18 de Marzo de 2026

Los ojos del mundo siguen en México. Human Rights Watch, The Guardian, New York Times, El País, Vanguardia, entre otros, no nos dejan de calificar. Naciones Unidas y la Comisión Interamericana de Derechos Humanos, siguen su labor de observación. Desde el jueves por la tarde, la atención se centró en la explosión del hospital de Cuajimalpa, pero en realidad este lamentable hecho no nubló el peso real de los acontecimientos en Guerrero.

La imagen de México en el mundo se lastimó, una vez más, al querer acabar de golpe con el problema de los 43 estudiantes desaparecidos. Ninguna instancia internacional aceptó que no haya existido participación de los militares ni de las fuerzas armadas en los eventos tanto de Tlatlaya como de Ayotzinapa. Hasta ahora ninguna de las instituciones conocidas apoyó las declaraciones hechas por el Procurador Murillo Karam esta semana. Peor aún, se le cuestiona abiertamente. Se pide que se esclarezcan las pruebas y se vaya al fondo. La acusación se elevó al rango de desapariciones forzadas, mismas que por su naturaleza, requieren de transparencia, ya que la mirada global está en nuestro país. Mucho se ha dicho que la crisis de derechos humanos que ahora se vive, es más profunda que la de 1968. Desde el 2006, el número de muertos y desaparecidos ha rebasado con mucho en México, al de los chilenos durante el golpe y la dictadura de Pinochet.

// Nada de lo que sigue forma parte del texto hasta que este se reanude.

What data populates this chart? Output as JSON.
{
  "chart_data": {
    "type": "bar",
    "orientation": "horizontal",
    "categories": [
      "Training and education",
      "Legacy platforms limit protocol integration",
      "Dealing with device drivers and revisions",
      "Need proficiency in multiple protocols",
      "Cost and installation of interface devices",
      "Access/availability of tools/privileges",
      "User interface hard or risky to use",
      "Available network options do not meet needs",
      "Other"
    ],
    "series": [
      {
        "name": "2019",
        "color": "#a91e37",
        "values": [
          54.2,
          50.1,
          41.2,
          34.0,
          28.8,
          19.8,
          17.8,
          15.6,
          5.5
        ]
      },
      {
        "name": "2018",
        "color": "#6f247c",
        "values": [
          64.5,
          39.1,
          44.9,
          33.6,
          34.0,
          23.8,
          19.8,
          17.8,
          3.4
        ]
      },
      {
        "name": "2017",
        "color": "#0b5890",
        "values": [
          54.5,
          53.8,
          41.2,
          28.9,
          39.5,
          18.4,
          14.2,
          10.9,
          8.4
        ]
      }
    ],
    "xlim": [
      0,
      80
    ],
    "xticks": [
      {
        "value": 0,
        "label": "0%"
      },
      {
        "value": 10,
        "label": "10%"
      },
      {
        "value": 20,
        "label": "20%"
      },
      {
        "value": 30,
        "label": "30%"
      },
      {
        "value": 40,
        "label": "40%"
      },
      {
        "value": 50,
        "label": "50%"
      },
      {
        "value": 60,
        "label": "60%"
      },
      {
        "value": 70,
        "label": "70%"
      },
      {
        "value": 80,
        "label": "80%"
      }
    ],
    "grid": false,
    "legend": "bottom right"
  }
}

Mientras esto continúa, la caída en los precios del petróleo ha obligado, acertadamente, a recortar el gasto gubernamental para el 2015, en especial el gasto corriente. Además de ajustar los presupuestos, observamos un enorme retraso en las inversiones energéticas que ya deberían estar entrando al país. Con el barril de petróleo a 100 dólares, era seguro que los extranjeros se jugaran sus inversiones en México, hoy, el escenario es otro. Con barriles de menos de 40 dólares, piensan al menos dos veces antes de invertir aquí. El desarrollo que requiere el país tardará mucho más de lo que se hubiese imaginado.

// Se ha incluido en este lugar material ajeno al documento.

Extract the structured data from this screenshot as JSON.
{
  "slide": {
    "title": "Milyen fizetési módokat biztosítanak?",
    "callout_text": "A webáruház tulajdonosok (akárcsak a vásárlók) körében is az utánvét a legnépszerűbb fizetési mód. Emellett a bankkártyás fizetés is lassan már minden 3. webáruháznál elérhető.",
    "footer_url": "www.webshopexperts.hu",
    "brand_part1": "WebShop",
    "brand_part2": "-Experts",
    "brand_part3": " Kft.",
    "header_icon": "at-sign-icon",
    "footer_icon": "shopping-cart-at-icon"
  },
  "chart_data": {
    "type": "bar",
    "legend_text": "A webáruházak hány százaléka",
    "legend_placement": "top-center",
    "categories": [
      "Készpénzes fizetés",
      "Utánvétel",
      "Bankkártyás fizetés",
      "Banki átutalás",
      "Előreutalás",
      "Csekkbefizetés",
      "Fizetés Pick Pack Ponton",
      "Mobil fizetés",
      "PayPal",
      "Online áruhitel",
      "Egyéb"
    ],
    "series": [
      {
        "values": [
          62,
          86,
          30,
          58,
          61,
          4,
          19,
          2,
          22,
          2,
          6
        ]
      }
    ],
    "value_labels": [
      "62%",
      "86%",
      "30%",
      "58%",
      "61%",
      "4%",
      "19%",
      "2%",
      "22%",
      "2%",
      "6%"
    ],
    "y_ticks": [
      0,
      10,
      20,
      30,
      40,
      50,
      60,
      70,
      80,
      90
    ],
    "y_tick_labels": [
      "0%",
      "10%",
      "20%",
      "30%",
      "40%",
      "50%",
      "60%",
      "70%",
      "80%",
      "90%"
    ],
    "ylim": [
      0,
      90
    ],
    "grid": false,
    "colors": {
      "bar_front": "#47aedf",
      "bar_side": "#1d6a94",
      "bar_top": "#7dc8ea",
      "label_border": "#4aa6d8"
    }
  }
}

El escenario global no ayuda ni favorece nuestros tiempos. Esta semana vemos que justo a un año de iniciado el conflicto en Ucrania, las proyecciones son de profundos problemas económicos y políticos que no van a estabilizar la economía global. Esto nos afecta. La guerra que se desata entre Estados Unidos y Europa en contra de Rusia tiene muchas aristas. Una de las principales es la energética. Desde diciembre pasado, en pleno invierno, Rusia decidió que no exportará el gas que Europa requiere por el territorio de Ucrania. Ahora se hará por Turquía. Esto complica la dependencia energética que tienen los europeos de los rusos. A pesar de la crisis económica por la que atraviesan, tendrán que hacer inversiones en gasoductos para satisfacer su demanda desde Turquía. Las nuevas elecciones en Grecia han cuestionado la forma en que el nuevo gobierno se vinculará con Europa. Depende en 90% de los energéticos rusos y no puede jugar a favor de los europeos si no tiene esta demanda resuelta, así como reducidos los niveles de su deuda externa. Alemania ya amenazó con que Europa no debe cargar con la deuda griega.

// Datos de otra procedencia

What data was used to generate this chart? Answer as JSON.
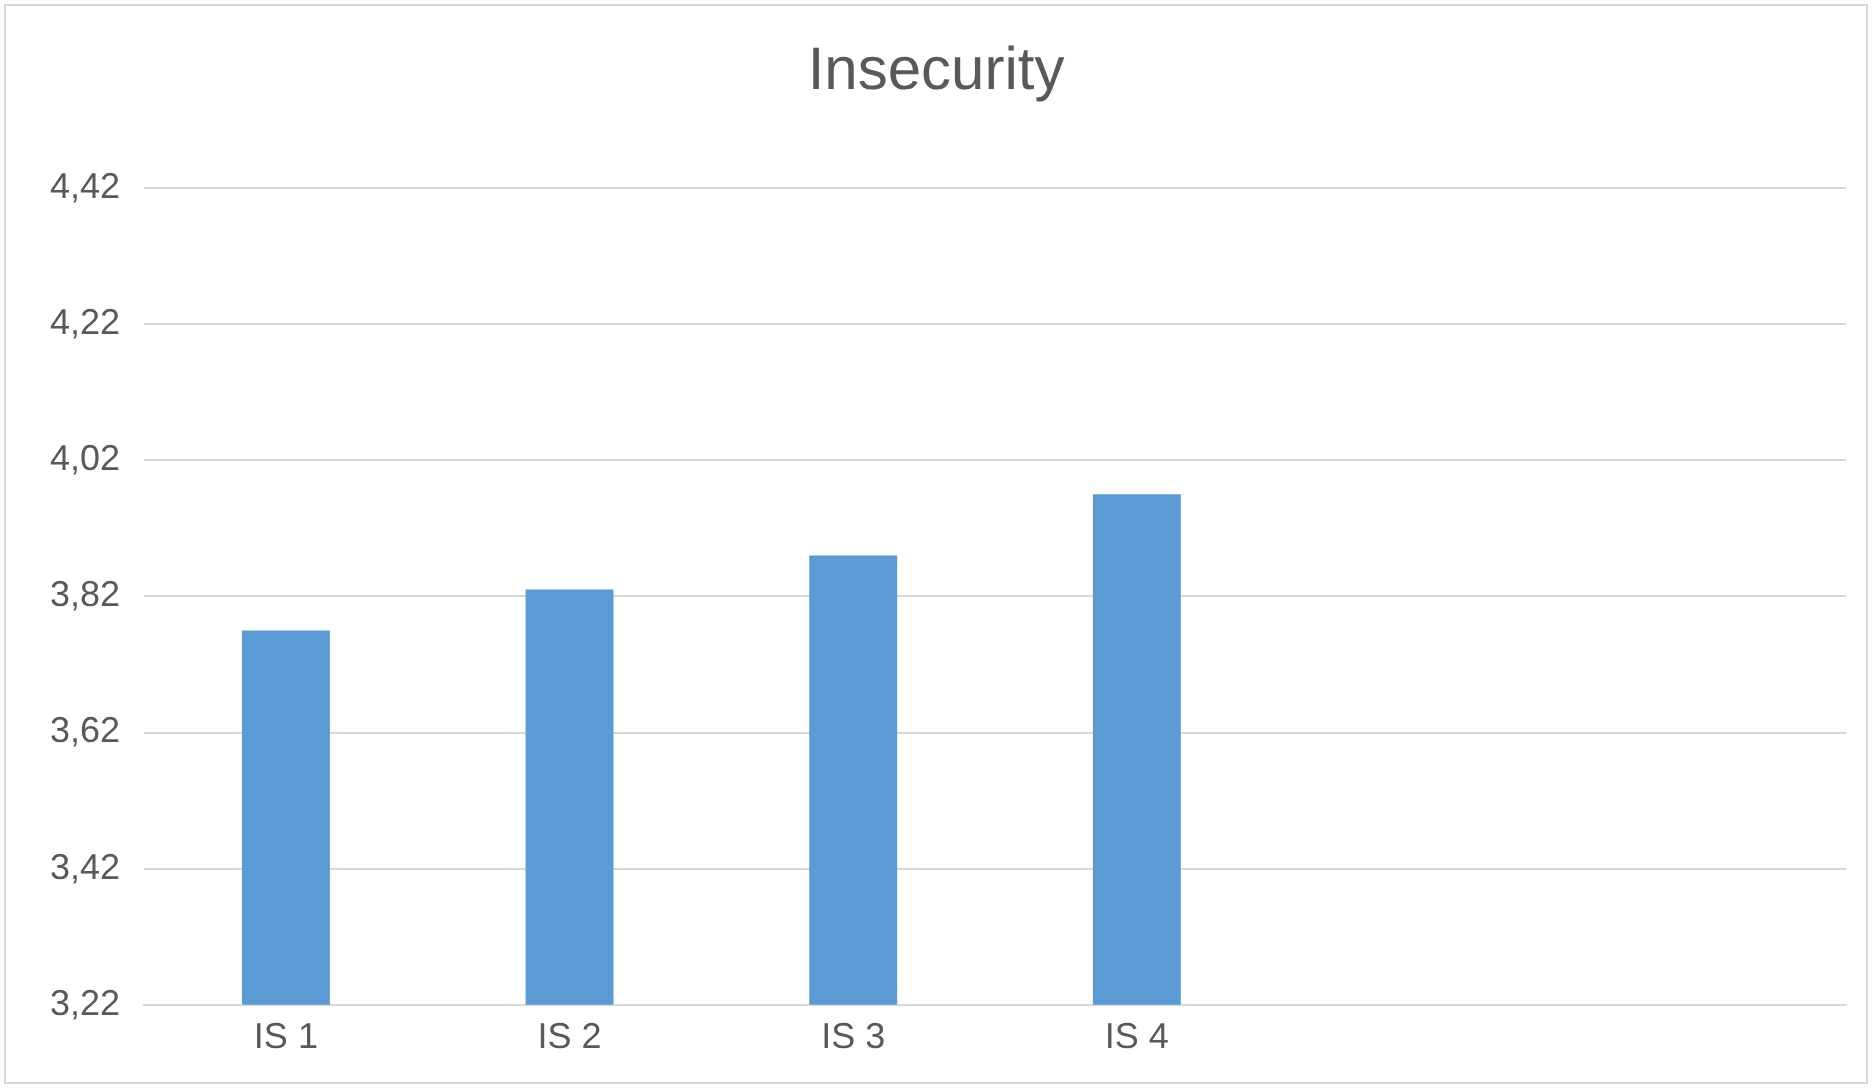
{
  "chart_data": {
    "type": "bar",
    "title": "Insecurity",
    "categories": [
      "IS 1",
      "IS 2",
      "IS 3",
      "IS 4",
      null,
      null
    ],
    "values": [
      3.77,
      3.83,
      3.88,
      3.97,
      null,
      null
    ],
    "color": "#5b9bd5",
    "ylim": [
      3.22,
      4.42
    ],
    "yticks": [
      {
        "value": 3.22,
        "label": "3,22"
      },
      {
        "value": 3.42,
        "label": "3,42"
      },
      {
        "value": 3.62,
        "label": "3,62"
      },
      {
        "value": 3.82,
        "label": "3,82"
      },
      {
        "value": 4.02,
        "label": "4,02"
      },
      {
        "value": 4.22,
        "label": "4,22"
      },
      {
        "value": 4.42,
        "label": "4,42"
      }
    ],
    "grid": "y",
    "legend": false
  }
}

En México buscamos construir nuevos gasoductos que nos permitan importar gas a precios más bajos. Nuestra localización en América del Norte nos obliga a fortalecer, como se hace, nuestros vínculos con Estados Unidos y Canadá. Todavía hoy, no tenemos las bajas temperaturas que se viven en Europa pero así como ellos dependen de los energéticos de Rusia, los efectos del cambio climático nos llevan a depender cada vez más del uso del gas. En la medida en que no resolvamos los problemas internos y que la complejidad internacional nos desfavorezca, difícilmente podremos desarrollar al país y menos aún, alcanzar la competitividad anhelada. Nos encontramos ante la puerta a una nueva y desafortunada guerra mundial, al tiempo que la guerra en casa no encuentra solución. Ya no es la Guerra Fría. Es otra y muy pero muy caliente.